Tax issue Part III: individual income tax policies

Here is a guide to make clear the process of how Shanghai's tax payments are collected and what is special for the expat community in tax payments.

The guide is divided into three parts and the following is the third part.

Q: Under what circumstances will a foreign individual be recognized as a resident individual?

A: An individual who has a domicile in China or has no domicile but has resided in China for a cumulative period of 183 days within a tax year is a resident individual.

Q: Can foreigners who are tax residents enjoy the tax-free treatments, including housing subsidies, language training and children's education fees, along with special additional deductions?

A: 1. During the period from January 1, 2019 to December 31, 2027, foreign individuals who are Chinese tax residents may choose to enjoy the special additional deduction of individual income tax, or the tax-free treatment of housing subsidies, language training and children's education fees, but cannot enjoy them at the same time. Once selected, it's not allowed to change within the tax year.

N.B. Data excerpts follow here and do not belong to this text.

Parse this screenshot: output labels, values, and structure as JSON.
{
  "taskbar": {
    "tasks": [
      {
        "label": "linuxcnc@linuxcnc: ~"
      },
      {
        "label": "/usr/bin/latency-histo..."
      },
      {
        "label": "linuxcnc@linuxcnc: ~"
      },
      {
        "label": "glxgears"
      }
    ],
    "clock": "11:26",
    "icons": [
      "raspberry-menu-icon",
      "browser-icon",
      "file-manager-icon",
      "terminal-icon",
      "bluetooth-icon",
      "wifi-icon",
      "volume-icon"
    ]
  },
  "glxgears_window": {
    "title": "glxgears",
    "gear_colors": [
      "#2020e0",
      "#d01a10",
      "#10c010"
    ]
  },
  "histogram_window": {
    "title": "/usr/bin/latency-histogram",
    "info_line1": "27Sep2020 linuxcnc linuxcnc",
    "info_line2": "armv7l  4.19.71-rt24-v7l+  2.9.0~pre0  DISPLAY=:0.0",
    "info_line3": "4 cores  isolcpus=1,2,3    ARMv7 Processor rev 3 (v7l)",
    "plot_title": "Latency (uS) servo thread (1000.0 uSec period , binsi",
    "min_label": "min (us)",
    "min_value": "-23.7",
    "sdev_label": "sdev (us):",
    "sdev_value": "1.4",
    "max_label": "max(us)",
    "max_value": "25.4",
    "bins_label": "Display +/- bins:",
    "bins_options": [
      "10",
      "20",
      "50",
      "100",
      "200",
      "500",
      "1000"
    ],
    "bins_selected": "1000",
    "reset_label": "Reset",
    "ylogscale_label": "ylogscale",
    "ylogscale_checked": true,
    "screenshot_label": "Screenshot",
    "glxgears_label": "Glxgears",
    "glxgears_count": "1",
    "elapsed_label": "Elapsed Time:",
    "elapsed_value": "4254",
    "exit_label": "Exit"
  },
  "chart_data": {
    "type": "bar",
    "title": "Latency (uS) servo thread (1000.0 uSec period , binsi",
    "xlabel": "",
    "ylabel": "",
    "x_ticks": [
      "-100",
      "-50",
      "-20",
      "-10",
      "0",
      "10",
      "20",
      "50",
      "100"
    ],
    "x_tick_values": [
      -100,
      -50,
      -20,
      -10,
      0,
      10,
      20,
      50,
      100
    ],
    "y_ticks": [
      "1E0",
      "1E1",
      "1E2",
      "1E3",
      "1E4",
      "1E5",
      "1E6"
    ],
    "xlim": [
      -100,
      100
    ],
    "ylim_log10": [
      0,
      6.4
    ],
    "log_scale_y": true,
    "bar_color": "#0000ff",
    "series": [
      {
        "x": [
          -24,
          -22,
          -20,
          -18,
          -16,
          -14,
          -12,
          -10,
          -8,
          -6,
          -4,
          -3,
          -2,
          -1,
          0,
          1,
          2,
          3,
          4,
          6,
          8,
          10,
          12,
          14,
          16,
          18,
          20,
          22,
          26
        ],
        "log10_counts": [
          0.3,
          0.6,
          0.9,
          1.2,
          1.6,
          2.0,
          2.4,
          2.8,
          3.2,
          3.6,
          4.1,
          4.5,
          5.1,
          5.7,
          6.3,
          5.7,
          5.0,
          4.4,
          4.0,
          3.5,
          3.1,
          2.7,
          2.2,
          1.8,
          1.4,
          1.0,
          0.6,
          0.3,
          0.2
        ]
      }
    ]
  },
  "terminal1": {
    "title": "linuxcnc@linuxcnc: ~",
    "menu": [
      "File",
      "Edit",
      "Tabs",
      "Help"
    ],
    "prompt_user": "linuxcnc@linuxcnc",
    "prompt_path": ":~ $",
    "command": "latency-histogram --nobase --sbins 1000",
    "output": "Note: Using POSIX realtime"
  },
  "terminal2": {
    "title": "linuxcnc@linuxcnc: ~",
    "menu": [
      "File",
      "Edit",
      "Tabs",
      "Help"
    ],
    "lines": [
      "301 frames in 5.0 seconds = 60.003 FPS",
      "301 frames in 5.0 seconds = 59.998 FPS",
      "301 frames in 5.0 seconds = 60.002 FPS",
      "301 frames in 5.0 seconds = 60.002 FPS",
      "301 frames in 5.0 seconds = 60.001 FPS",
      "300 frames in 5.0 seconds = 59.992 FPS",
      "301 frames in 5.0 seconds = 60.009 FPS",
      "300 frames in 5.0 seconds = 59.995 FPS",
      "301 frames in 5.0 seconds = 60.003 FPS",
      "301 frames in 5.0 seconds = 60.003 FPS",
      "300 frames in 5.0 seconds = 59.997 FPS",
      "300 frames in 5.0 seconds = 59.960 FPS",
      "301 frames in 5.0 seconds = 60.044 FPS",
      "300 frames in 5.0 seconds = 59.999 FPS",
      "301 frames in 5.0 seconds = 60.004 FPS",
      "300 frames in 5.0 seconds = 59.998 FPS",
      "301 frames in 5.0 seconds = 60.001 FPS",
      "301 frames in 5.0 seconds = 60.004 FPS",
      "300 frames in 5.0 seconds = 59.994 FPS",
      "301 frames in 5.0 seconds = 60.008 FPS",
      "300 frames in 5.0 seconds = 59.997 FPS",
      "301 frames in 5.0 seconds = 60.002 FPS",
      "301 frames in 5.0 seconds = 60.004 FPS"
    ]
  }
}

2. From January 1, 2028, foreign individuals will no longer enjoy the tax-free treatment of housing subsidies, language training and children's education fees, but can enjoy special additional deductions according to the law.

Q: How can foreign individuals enjoy the exemption from individual income tax after obtaining relevant subsidies?

A: Foreign individuals who obtain the above subsidies must provide relevant vouchers and supporting materials in accordance with the provisions of Guo Shui Fa 国税发 [1997] No. 54 when declaring or withholding individual income tax.

Q: How do foreign individuals pay individual income tax if they have resided in the People's Republic of China for a cumulative period of 183 days in a year?

A: Individuals who have a domicile or haven't a domicile but have resided in the PRC for a cumulative period of 183 days in a tax year, are Chinese tax residents.

Individual income tax should be paid in accordance with law on income derived by the tax residents from within and outside the territory of the PRC. Individuals who have no domicile in the PRC but have resided for a cumulative period of 183 days and less than six consecutive years will be exempted from individual income tax on income derived from sources outside the PRC and paid by units or individuals outside the PRC after filing with the competent tax authorities.

In the case of a leave of more than 30 days within a tax year in which the person has resided in the PRC for a cumulative period of 183 days, the consecutive years shall be recalculated.

Q: What should be done if a pre-determined tax resident without a domicile no longer meets the threshold conditions due to the shortened residence days?

A: If an individual without a domicile was determined in advance as a non-resident individual and then meets the threshold conditions due to the extension of residence days, the tax withholding method for him/her shall remain unchanged within a tax year, and the final settlement shall be handled in accordance with the relevant provisions of Chinese tax residents after the end of the year.

However, if the individual leaves the country in the current year and is not expected to reenter within the same year, the final settlement of the Individual Income Tax could be made before leaving the country.